Karl · January 29, 2022, 9:58pm

There's also this guide (also from the SSWG) explaining what perf can do and how to set it up.

And yeah, it's incredibly well hidden. You go to swift.org, scroll the sidebar all the way to the bottom to get "Swift on Server", then scroll that page all the way to the bottom to find links to the guides (like "Setup and code editing", "Building", "Testing", "Deployment", etc - the kind of thing you'd expect to be a little easier to find).

The website badly needs an overhaul.

taylorswift · January 29, 2022, 10:02pm

i copied and pasted the first 32 words of that perf guide into google and it does not appear…

hassila · January 29, 2022, 10:47pm

You might want to check out lttng.org as an option - have had good experience with it for low overhead profiling but haven’t yet looked at integration with swift.

taylorswift · January 29, 2022, 11:08pm

okay, so i got perf and the flame graphs working, but, as it turns out, the swift compiler (on -c release) inlines so aggressively that the call stack is almost never more than 2 or 3 stack frames deep. so i just get one slab named after the module, and a bunch of general symbols like swift_retain and some opaque standard library APIs layered on top of it. it’s not very useful for determining exactly where all the time is being spent. any tips on getting a more useful breakdown?

gnuoyd · January 30, 2022, 6:25pm

In my experience, perf record does not seem to use all available debug
information to generate a call stack. You may have better luck using
--call-graph dwarf than using the defaults.

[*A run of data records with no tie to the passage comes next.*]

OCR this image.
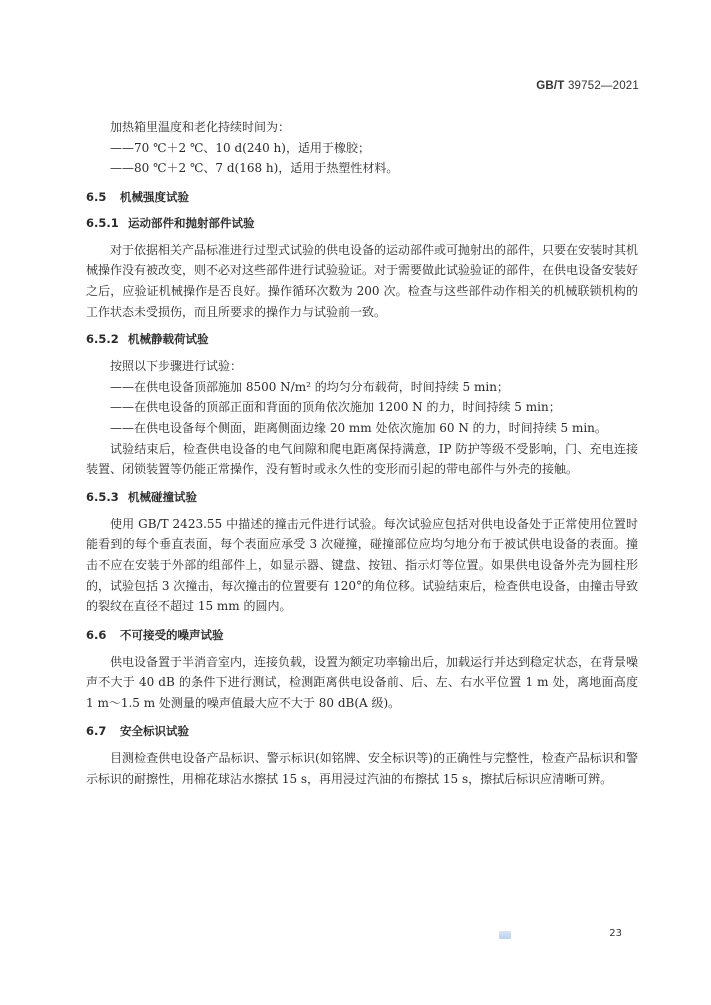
GB/T 39752—2021

加热箱里温度和老化持续时间为：

——70 ℃＋2 ℃、10 d(240 h)，适用于橡胶；

——80 ℃＋2 ℃、7 d(168 h)，适用于热塑性材料。

6.5 机械强度试验
6.5.1 运动部件和抛射部件试验

对于依据相关产品标准进行过型式试验的供电设备的运动部件或可抛射出的部件，只要在安装时其机械操作没有被改变，则不必对这些部件进行试验验证。对于需要做此试验验证的部件，在供电设备安装好之后，应验证机械操作是否良好。操作循环次数为 200 次。检查与这些部件动作相关的机械联锁机构的工作状态未受损伤，而且所要求的操作力与试验前一致。

6.5.2 机械静载荷试验

按照以下步骤进行试验：

——在供电设备顶部施加 8500 N/m² 的均匀分布载荷，时间持续 5 min；

——在供电设备的顶部正面和背面的顶角依次施加 1200 N 的力，时间持续 5 min；

——在供电设备每个侧面，距离侧面边缘 20 mm 处依次施加 60 N 的力，时间持续 5 min。

试验结束后，检查供电设备的电气间隙和爬电距离保持满意，IP 防护等级不受影响，门、充电连接装置、闭锁装置等仍能正常操作，没有暂时或永久性的变形而引起的带电部件与外壳的接触。

6.5.3 机械碰撞试验

使用 GB/T 2423.55 中描述的撞击元件进行试验。每次试验应包括对供电设备处于正常使用位置时能看到的每个垂直表面，每个表面应承受 3 次碰撞，碰撞部位应均匀地分布于被试供电设备的表面。撞击不应在安装于外部的组部件上，如显示器、键盘、按钮、指示灯等位置。如果供电设备外壳为圆柱形的，试验包括 3 次撞击，每次撞击的位置要有 120°的角位移。试验结束后，检查供电设备，由撞击导致的裂纹在直径不超过 15 mm 的圆内。

6.6 不可接受的噪声试验

供电设备置于半消音室内，连接负载，设置为额定功率输出后，加载运行并达到稳定状态，在背景噪声不大于 40 dB 的条件下进行测试，检测距离供电设备前、后、左、右水平位置 1 m 处，离地面高度 1 m～1.5 m 处测量的噪声值最大应不大于 80 dB(A 级)。

6.7 安全标识试验

目测检查供电设备产品标识、警示标识(如铭牌、安全标识等)的正确性与完整性，检查产品标识和警示标识的耐擦性，用棉花球沾水擦拭 15 s，再用浸过汽油的布擦拭 15 s，擦拭后标识应清晰可辨。

23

I don't know whether or no the Swift compiler defaults to emitting DWARF
debug information in the most current and comprehensive form. If it
does not, then you may get better call stacks by forcing later/greater
DWARF info. Maybe swiftc has an equivalent to gcc's -gdwarf-4 option;
I have not been able to find it.

Dave

johannesweiss · January 31, 2022, 8:17pm

Yup, that's also covered in the perf guides linked above.

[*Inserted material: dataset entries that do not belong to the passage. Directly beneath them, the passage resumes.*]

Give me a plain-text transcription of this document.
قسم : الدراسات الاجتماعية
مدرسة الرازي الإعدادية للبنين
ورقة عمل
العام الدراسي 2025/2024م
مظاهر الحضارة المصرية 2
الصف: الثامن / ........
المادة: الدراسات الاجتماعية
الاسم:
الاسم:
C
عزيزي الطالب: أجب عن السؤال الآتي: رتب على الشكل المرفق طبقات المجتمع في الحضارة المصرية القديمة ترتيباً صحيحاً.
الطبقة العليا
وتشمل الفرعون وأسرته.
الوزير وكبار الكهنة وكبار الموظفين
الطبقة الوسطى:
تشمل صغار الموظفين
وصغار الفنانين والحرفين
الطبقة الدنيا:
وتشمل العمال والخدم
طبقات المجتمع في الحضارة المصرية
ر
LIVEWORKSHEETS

Additionally, you may want to use

perf record \
    -m 50000 \
    --call-graph dwarf,16384 \
    <your regular options>

The -m 50000 sets perf's buffer size to 50k pages and the ,16386 sets the max of each stack shot to 16k. The reason that increasing perf's buffer size makes sense is because with up to 16k per stack shot, the default buffer size is easily exhausted...

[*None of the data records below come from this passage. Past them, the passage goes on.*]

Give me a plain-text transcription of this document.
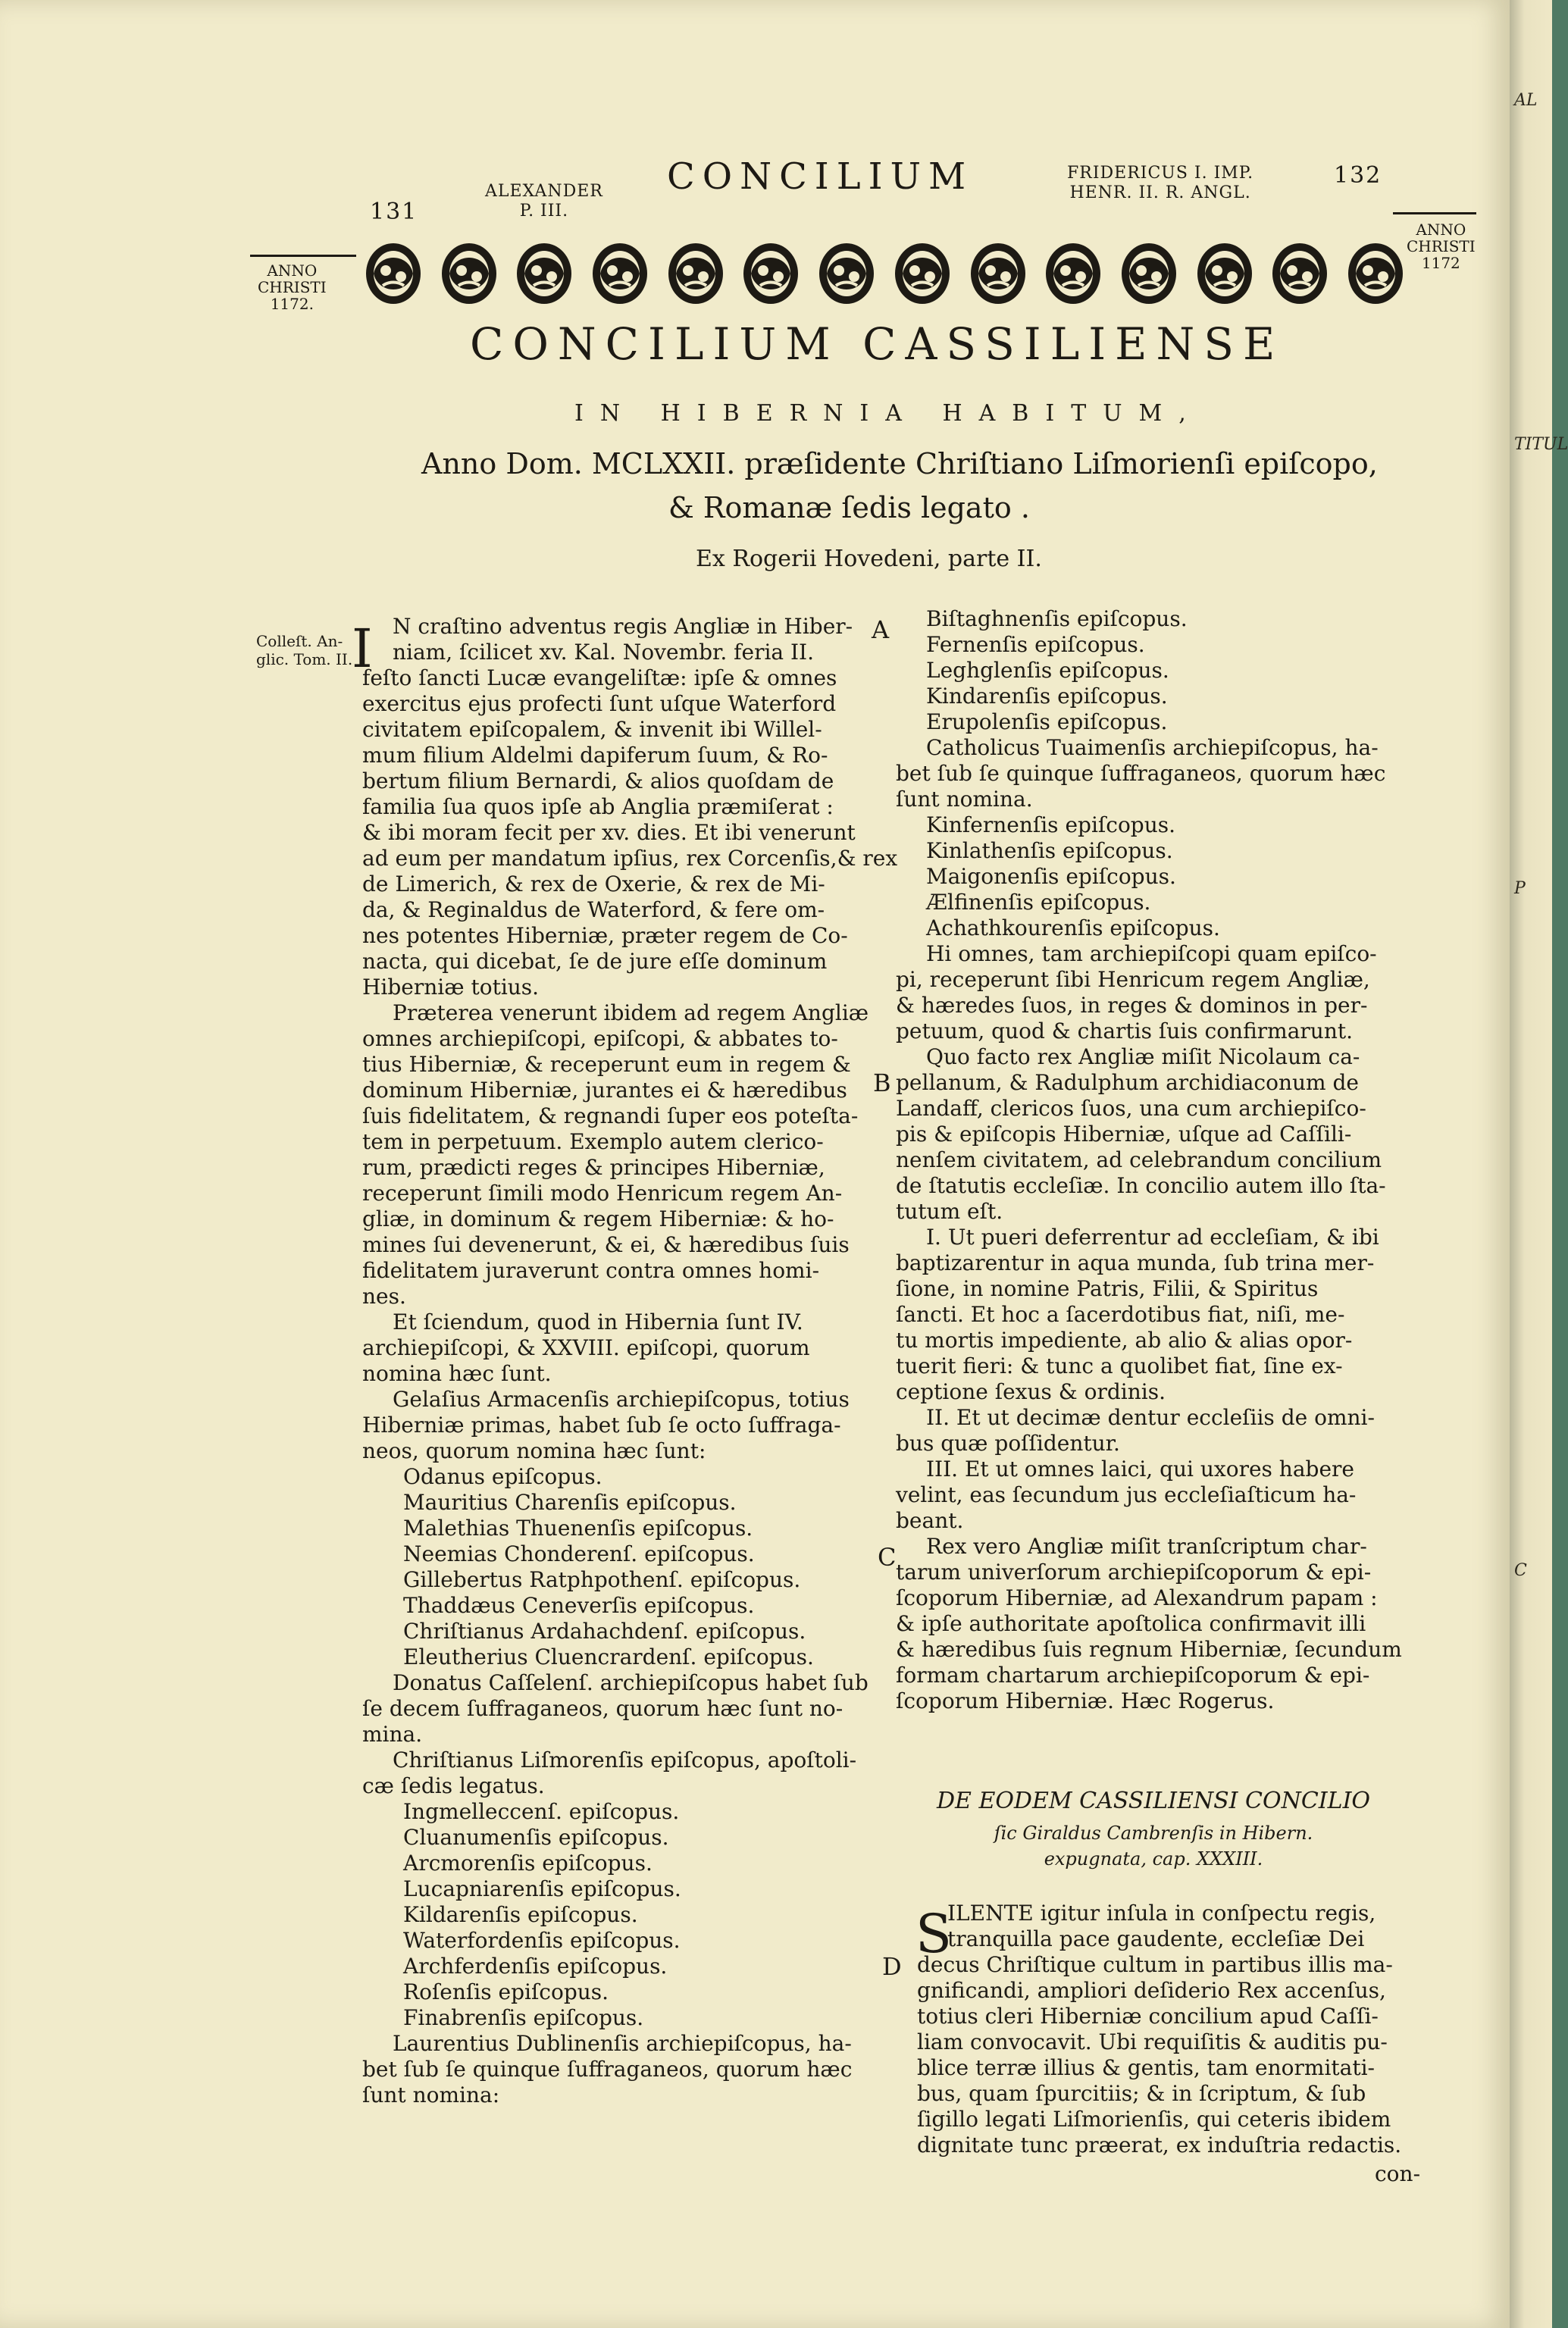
131
ALEXANDER
P. III.
CONCILIUM	FRIDERICUS I. IMP.
HENR. II. R. ANGL.
132
ANNO
CHRISTI
1172.
ANNO
CHRISTI
1172
CONCILIUM CASSILIENSE
IN HIBERNIA HABITUM,
Anno Dom. MCLXXII. præſidente Chriſtiano Liſmorienſi epiſcopo,
& Romanæ ſedis legato .
Ex Rogerii Hovedeni, parte II.
Colleſt. An-
glic. Tom. II.
A
B
C
D
I N craſtino adventus regis Angliæ in Hiber-
niam, ſcilicet xv. Kal. Novembr. feria II.
feſto ſancti Lucæ evangeliſtæ: ipſe & omnes
exercitus ejus profecti ſunt uſque Waterford
civitatem epiſcopalem, & invenit ibi Willel-
mum filium Aldelmi dapiferum ſuum, & Ro-
bertum filium Bernardi, & alios quoſdam de
familia ſua quos ipſe ab Anglia præmiſerat :
& ibi moram fecit per xv. dies. Et ibi venerunt
ad eum per mandatum ipſius, rex Corcenſis,& rex
de Limerich, & rex de Oxerie, & rex de Mi-
da, & Reginaldus de Waterford, & fere om-
nes potentes Hiberniæ, præter regem de Co-
nacta, qui dicebat, ſe de jure eſſe dominum
Hiberniæ totius.
Præterea venerunt ibidem ad regem Angliæ
omnes archiepiſcopi, epiſcopi, & abbates to-
tius Hiberniæ, & receperunt eum in regem &
dominum Hiberniæ, jurantes ei & hæredibus
ſuis fidelitatem, & regnandi ſuper eos poteſta-
tem in perpetuum. Exemplo autem clerico-
rum, prædicti reges & principes Hiberniæ,
receperunt ſimili modo Henricum regem An-
gliæ, in dominum & regem Hiberniæ: & ho-
mines ſui devenerunt, & ei, & hæredibus ſuis
fidelitatem juraverunt contra omnes homi-
nes.
Et ſciendum, quod in Hibernia ſunt IV.
archiepiſcopi, & XXVIII. epiſcopi, quorum
nomina hæc ſunt.
Gelaſius Armacenſis archiepiſcopus, totius
Hiberniæ primas, habet ſub ſe octo ſuffraga-
neos, quorum nomina hæc ſunt:
Odanus epiſcopus.
Mauritius Charenſis epiſcopus.
Malethias Thuenenſis epiſcopus.
Neemias Chonderenſ. epiſcopus.
Gillebertus Ratphpothenſ. epiſcopus.
Thaddæus Ceneverſis epiſcopus.
Chriſtianus Ardahachdenſ. epiſcopus.
Eleutherius Cluencrardenſ. epiſcopus.
Donatus Caſſelenſ. archiepiſcopus habet ſub
ſe decem ſuffraganeos, quorum hæc ſunt no-
mina.
Chriſtianus Liſmorenſis epiſcopus, apoſtoli-
cæ ſedis legatus.
Ingmelleccenſ. epiſcopus.
Cluanumenſis epiſcopus.
Arcmorenſis epiſcopus.
Lucapniarenſis epiſcopus.
Kildarenſis epiſcopus.
Waterfordenſis epiſcopus.
Archferdenſis epiſcopus.
Roſenſis epiſcopus.
Finabrenſis epiſcopus.
Laurentius Dublinenſis archiepiſcopus, ha-
bet ſub ſe quinque ſuffraganeos, quorum hæc
ſunt nomina:
Biſtaghnenſis epiſcopus.
Fernenſis epiſcopus.
Leghglenſis epiſcopus.
Kindarenſis epiſcopus.
Erupolenſis epiſcopus.
Catholicus Tuaimenſis archiepiſcopus, ha-
bet ſub ſe quinque ſuffraganeos, quorum hæc
ſunt nomina.
Kinfernenſis epiſcopus.
Kinlathenſis epiſcopus.
Maigonenſis epiſcopus.
Ælfinenſis epiſcopus.
Achathkourenſis epiſcopus.
Hi omnes, tam archiepiſcopi quam epiſco-
pi, receperunt ſibi Henricum regem Angliæ,
& hæredes ſuos, in reges & dominos in per-
petuum, quod & chartis ſuis confirmarunt.
Quo facto rex Angliæ miſit Nicolaum ca-
pellanum, & Radulphum archidiaconum de
Landaff, clericos ſuos, una cum archiepiſco-
pis & epiſcopis Hiberniæ, uſque ad Caſſili-
nenſem civitatem, ad celebrandum concilium
de ſtatutis eccleſiæ. In concilio autem illo ſta-
tutum eſt.
I. Ut pueri deferrentur ad eccleſiam, & ibi
baptizarentur in aqua munda, ſub trina mer-
ſione, in nomine Patris, Filii, & Spiritus
ſancti. Et hoc a ſacerdotibus fiat, niſi, me-
tu mortis impediente, ab alio & alias opor-
tuerit fieri: & tunc a quolibet fiat, ſine ex-
ceptione ſexus & ordinis.
II. Et ut decimæ dentur eccleſiis de omni-
bus quæ poſſidentur.
III. Et ut omnes laici, qui uxores habere
velint, eas ſecundum jus eccleſiaſticum ha-
beant.
Rex vero Angliæ miſit tranſcriptum char-
tarum univerſorum archiepiſcoporum & epi-
ſcoporum Hiberniæ, ad Alexandrum papam :
& ipſe authoritate apoſtolica confirmavit illi
& hæredibus ſuis regnum Hiberniæ, ſecundum
formam chartarum archiepiſcoporum & epi-
ſcoporum Hiberniæ. Hæc Rogerus.
DE EODEM CASSILIENSI CONCILIO
ſic Giraldus Cambrenſis in Hibern.
expugnata, cap. XXXIII.
S
ILENTE igitur inſula in conſpectu regis,
tranquilla pace gaudente, eccleſiæ Dei
decus Chriſtique cultum in partibus illis ma-
gnificandi, ampliori deſiderio Rex accenſus,
totius cleri Hiberniæ concilium apud Caſſi-
liam convocavit. Ubi requiſitis & auditis pu-
blice terræ illius & gentis, tam enormitati-
bus, quam ſpurcitiis; & in ſcriptum, & ſub
ſigillo legati Liſmorienſis, qui ceteris ibidem
dignitate tunc præerat, ex induſtria redactis.
con-
AL
TITUL
P
C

If you ask yourself how to find "the best" values of -m and --call-graph dwarf,X:

if you see [[unknown]] frames, increase the number X in --call-graph dwarf,X
if you see Warning: Processed ... events and lost ... chunks! then increase the number after -m (or reduce sampling frequency (-F))

I'd generally recommend to start low-ish, maybe --call-graph 2048 and -m 10000 and only raise them if you need the information. I added a few more tricks like that to the allocation flame graphs doc.

taylorswift · January 31, 2022, 8:25pm

the dwarf-based graphs are much more useful, thanks!